Arriva Elon, e Giorgia non ha niente da mettersi. Non si dice di scroccare un passaggio orbitale su SpaceX, e nemmeno di voler riservare un posticino per spedire qualcuno su Marte (avrei una lista personale da suggerire, just in case…). Non abbiamo uno straccio di strategia tecnologica pubblica, neanche un rimasuglio di idee bislacche sul software, una to-do-list scritta a mano con qualche progettino di IA, due conti per attrarre investimenti high-tech buttati giù back-of-the-envelope. Macché. Niente. La probabile lista della spesa di Musk invece, non è ancora pubblica al momento di andare in stampa, ma è facilmente intuibile: automobili elettriche, energia verde (da produrre, da immagazzinare e da distribuire), satelliti e vettori spaziali. E poi, neanche tanto nascostamente, una sponda politica per rintuzzare la guerra regolatoria della Commissione europea sulle regole per le piattaforme digitali.

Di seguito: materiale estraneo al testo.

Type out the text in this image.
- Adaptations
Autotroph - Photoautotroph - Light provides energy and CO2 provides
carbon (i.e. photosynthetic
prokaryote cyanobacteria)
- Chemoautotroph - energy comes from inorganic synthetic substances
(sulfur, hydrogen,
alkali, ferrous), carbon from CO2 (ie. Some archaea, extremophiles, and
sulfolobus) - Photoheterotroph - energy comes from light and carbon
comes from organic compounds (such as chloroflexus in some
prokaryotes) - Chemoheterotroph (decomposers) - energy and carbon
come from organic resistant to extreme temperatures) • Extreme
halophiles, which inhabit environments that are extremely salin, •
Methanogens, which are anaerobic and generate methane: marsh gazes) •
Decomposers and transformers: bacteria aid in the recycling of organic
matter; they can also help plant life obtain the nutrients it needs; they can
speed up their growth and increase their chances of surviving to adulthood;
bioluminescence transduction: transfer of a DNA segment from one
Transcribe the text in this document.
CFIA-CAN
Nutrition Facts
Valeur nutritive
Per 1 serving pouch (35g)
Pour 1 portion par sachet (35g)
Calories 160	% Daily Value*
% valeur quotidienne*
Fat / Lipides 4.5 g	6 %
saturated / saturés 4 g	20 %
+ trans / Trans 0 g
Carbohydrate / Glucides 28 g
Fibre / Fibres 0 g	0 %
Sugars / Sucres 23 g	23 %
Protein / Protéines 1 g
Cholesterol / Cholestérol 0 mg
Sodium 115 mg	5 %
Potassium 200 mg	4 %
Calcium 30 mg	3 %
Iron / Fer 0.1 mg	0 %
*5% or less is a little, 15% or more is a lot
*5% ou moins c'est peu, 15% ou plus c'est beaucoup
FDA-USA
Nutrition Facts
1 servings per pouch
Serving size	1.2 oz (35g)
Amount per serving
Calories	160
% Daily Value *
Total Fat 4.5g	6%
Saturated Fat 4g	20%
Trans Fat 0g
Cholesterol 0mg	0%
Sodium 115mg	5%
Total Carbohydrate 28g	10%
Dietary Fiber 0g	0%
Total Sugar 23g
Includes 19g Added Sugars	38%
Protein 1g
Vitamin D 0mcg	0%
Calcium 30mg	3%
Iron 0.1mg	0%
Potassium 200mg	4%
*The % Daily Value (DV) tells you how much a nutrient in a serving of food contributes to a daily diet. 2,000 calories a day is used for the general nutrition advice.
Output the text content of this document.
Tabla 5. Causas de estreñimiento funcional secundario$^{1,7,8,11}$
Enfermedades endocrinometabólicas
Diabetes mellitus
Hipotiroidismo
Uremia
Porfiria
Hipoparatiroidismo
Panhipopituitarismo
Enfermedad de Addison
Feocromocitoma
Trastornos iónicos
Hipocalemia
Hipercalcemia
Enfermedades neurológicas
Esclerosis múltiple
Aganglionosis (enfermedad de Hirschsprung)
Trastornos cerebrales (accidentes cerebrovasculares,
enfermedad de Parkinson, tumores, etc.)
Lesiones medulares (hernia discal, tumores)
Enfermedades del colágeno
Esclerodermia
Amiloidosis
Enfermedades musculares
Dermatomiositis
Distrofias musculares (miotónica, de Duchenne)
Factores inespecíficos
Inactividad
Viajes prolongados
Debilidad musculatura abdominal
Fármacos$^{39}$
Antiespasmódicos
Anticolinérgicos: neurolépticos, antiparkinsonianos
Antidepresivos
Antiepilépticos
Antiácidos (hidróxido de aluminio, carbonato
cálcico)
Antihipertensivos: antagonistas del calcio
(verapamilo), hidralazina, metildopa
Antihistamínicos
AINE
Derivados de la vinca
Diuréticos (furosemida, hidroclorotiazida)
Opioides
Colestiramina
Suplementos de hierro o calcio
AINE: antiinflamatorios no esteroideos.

Nella più cinica delle ipotesi, Musk può avere in mente di usare l’Italia come fornaio di riserva: qualcuno che sappia cucinare almeno una michetta alla mortadella tecnologica, nel caso in cui la sofisticata baguette che sta cercando di ottenere da Macron abbia un prezzo – economico e politico – troppo elevato. Già, perché invece i cugini francesi un’agenda tecnologica per ingaggiare Musk l’hanno ben chiara in testa, e l’hanno anche squadernata in pubblico, non senza l’immancabile grandeur.

 

Come Macron ha annunciato al VivaTech, la grande fiera francese sulle nuove tecnologie (in Italia non abbiamo nessun evento paragonabile: proviamo a domandarci perché…), incontrerà Musk per la seconda volta in meno di un mese con un ordine del giorno chiaro: parlare di intelligenza artificiale, social media, quadro normativo digitale, e poi di fabbriche per costruire auto elettriche e batterie; il tutto da posizionare in Francia, nazione che ha già saputo attirare quattro progetti di gigafactory per batterie, il primo inaugurato il mese scorso da un consorzio che comprende Stellantis, Mercedes-Benz e l’azienda petrolifera francese TotalEnergies. La Germania ha già ottenuto il risultato di essere il primo interlocutore industriale di Tesla in Europa e la Spagna si sta dando molto da fare per attirare una gigafactory per la propria industria automobilistica: mentre nel resto d’Europa si stendono tappeti rossi per attirare gli investimenti delle grandi multinazionali della tecnologia, il dibattito politico in Italia è dominato – a destra come a sinistra – dalla volontà di respingere le mortali minacce degli avvoltoi stranieri che vogliono sottrarre il frugale pasto alle nostre piccole imprese.

 

Il governo dovrà chiarire se suole davvero trasformare l’Italia in uno hub energetico delle tecnologie di ieri, quelle per i combustibili fossili, con gasdotti e rigassificatori, o se ha davvero intenzione di intraprendere una politica energetica di nuova generazione. Ma se volesse ingaggiare Musk su un terreno non troppo affollato da concorrenti europei, Giorgia Meloni dovrebbe mettere in campo un programma di collaborazione su diversi fronti: dal settore aerospaziale, dove possono giocare, oltre a Leonardo e Avi, molte delle nostre brillanti startup dell’ecosistema, a quello del software per intelligenza artificiale generativa, che oggi ha bisogno di talenti creativi e di buone basi accademiche sulle scienze del linguaggio, nelle quali la scuola italiana ha solide tradizioni, fino alle piattaforme di smart mobility urbana al posto di faraonici progetti di strade ferrate che non arrivano a superare il 10 per cento dei fabbisogni logistici nazionali. Il governo metta sul piatto della trattativa con Musk il re-indirizzo di quella (grande) parte dei fondi del Pnrr che ha poco a che fare con l’innovazione tecnologica e la produttività di lungo termine, e proponga un modello semplificato ed efficace di partenariati pubblico-privati che possa trascinare il co-investimento delle imprese, invece di spiazzarlo come succede troppo spesso oggi. In un’epoca in cui i grandi imprenditori dell’high-tech trattano direttamente con i governi, senza intermediazione, Giorgia Meloni usi l’ormai indiscussa leadership politica di cui dispone per far capire a Musk, e a tutti i grandi attori delle tecnologie avanzate, che l’Italia non è solo tradizioni e anticaglie, ma anche innovazione e futuro.